Palafox meditated, eyelids half-closed, then said, “There are a number of methods to achieve the goal you desire. I can arrange the hire of mercenaries from Hallowmede, or Polensis, or Earth. Possibly I could stimulate a coalition of Batch clans against the Brumbos. We could so debase Paonese currency that the tribute became valueless.”

Bustamonte frowned. “I prefer methods more forthright. I want you to supply us tools of war. Then we may defend ourselves, and so need be at no one’s mercy.”

Palafox raised his crooked black eyebrows. “Strange to hear such dynamic proposals from a Paonese.”

“Why not?” demanded Bustamonte. “We are not cowards.”

A hint of impatience entered Palafox’s voice. “Ten thousand Brumbos overcome fifteen billion Paonese. Your people had weapons. But no one considered resistance. They acquiesced like grass-birds.”

Bustamonte shook his head doggedly. “We are men like other men. All we need is training.”

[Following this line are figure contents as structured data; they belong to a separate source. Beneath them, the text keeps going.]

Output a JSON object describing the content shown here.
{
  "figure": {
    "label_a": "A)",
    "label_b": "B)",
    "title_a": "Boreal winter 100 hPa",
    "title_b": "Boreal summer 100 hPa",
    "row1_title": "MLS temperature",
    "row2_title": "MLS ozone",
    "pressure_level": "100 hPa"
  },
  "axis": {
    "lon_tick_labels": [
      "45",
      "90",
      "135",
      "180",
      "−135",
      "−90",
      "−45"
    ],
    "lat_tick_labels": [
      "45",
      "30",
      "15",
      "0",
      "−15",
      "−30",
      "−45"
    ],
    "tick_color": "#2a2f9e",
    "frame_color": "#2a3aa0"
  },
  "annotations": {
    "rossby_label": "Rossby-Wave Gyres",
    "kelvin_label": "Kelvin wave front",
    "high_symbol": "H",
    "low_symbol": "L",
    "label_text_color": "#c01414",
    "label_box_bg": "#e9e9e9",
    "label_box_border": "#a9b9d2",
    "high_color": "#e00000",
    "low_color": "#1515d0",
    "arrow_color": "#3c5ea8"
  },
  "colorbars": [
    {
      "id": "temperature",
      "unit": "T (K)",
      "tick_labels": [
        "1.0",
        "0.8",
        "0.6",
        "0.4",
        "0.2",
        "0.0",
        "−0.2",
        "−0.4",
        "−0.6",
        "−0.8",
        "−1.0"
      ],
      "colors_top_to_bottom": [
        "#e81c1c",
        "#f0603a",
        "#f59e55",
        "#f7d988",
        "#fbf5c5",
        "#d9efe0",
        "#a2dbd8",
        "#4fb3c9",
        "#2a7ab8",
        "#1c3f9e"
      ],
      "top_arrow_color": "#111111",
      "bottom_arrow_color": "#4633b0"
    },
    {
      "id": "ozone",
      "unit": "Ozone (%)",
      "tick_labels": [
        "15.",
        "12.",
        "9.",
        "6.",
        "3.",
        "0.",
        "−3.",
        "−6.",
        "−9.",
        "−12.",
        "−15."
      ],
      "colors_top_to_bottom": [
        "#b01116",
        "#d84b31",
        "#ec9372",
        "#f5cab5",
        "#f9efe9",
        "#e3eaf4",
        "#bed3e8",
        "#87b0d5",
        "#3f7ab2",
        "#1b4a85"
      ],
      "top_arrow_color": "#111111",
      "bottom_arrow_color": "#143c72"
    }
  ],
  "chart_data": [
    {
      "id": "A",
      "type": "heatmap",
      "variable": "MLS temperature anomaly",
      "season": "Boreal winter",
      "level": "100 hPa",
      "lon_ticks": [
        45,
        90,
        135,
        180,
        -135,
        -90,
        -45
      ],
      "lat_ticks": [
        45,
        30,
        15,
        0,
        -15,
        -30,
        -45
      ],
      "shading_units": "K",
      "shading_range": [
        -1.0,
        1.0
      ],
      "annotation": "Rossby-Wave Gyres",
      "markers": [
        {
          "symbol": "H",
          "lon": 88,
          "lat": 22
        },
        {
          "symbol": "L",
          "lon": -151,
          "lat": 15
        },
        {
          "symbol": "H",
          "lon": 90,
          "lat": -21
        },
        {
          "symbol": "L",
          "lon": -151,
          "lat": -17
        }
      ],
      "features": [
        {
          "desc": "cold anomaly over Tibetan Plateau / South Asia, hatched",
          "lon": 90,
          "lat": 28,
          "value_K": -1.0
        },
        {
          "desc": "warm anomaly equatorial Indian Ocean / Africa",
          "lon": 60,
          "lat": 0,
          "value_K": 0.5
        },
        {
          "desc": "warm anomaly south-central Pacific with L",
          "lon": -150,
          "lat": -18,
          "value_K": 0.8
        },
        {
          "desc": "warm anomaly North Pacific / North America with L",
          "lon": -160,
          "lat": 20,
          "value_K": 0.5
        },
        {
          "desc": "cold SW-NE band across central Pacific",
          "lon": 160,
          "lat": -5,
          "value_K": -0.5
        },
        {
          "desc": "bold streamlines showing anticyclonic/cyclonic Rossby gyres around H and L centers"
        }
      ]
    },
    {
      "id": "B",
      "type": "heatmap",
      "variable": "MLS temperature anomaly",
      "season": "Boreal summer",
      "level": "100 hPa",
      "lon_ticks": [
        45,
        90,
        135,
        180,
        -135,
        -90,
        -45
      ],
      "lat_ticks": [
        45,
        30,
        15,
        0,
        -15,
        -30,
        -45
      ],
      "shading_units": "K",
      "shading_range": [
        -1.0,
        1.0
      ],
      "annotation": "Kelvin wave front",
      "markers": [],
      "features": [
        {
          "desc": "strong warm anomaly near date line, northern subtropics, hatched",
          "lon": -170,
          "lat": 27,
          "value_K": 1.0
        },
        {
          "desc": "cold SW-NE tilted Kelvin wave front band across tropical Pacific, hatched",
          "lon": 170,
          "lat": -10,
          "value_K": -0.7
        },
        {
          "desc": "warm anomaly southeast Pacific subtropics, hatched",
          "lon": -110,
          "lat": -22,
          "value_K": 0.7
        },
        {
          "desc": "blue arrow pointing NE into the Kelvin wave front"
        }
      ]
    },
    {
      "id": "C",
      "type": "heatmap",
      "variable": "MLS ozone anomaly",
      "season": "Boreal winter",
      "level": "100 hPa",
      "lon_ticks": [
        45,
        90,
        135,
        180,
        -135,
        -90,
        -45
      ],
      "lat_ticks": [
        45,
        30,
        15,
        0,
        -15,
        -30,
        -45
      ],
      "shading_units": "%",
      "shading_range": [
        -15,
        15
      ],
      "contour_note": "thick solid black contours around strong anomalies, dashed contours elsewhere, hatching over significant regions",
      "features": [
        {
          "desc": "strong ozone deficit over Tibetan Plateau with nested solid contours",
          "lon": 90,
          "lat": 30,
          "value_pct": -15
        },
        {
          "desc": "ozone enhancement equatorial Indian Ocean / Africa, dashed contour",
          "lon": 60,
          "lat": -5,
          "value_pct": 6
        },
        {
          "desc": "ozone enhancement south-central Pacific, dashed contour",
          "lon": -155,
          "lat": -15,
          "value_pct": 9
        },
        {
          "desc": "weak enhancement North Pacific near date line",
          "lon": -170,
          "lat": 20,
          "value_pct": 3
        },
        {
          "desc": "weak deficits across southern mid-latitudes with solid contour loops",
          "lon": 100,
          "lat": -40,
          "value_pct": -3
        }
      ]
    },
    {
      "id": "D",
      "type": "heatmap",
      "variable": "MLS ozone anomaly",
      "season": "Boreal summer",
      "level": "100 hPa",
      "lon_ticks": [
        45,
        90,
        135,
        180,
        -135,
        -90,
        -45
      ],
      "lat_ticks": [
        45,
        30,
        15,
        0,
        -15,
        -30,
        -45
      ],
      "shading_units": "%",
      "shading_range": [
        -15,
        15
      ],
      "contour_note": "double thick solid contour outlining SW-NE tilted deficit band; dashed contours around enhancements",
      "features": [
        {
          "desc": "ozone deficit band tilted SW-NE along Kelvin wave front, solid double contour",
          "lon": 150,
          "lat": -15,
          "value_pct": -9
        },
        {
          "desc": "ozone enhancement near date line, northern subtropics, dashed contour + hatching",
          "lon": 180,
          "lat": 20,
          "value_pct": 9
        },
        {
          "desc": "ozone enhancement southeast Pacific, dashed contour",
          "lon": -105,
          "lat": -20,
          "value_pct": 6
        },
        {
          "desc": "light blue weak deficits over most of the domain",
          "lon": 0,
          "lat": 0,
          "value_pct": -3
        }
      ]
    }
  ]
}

“Training will never supply the desire to fight.”

Bustamonte scowled. “Then this desire must be supplied!”

Palafox showed his teeth in a peculiar grin. He pulled himself erect in his chair. “At last we have touched the core of the matter.”

Bustamonte glanced at him, puzzled by his sudden intensity.

Palafox continued. “We must persuade the amenable Paonese to become fighters. How can we do this? Evidently they must change their basic nature. They must discard passivity and easy adjustment to hardship. They must learn truculence and pride and competitiveness. Do you agree?”

Bustamonte hesitated. Palafox had outdistanced him, and seemed bent on a course other than he had envisioned. “You may be right.”

“This is no overnight process, you understand. A change of basic psychology is a formidable process.”

Bustamonte was touched by suspicion. There was strain in Palafox’s manner, an effort at casualness.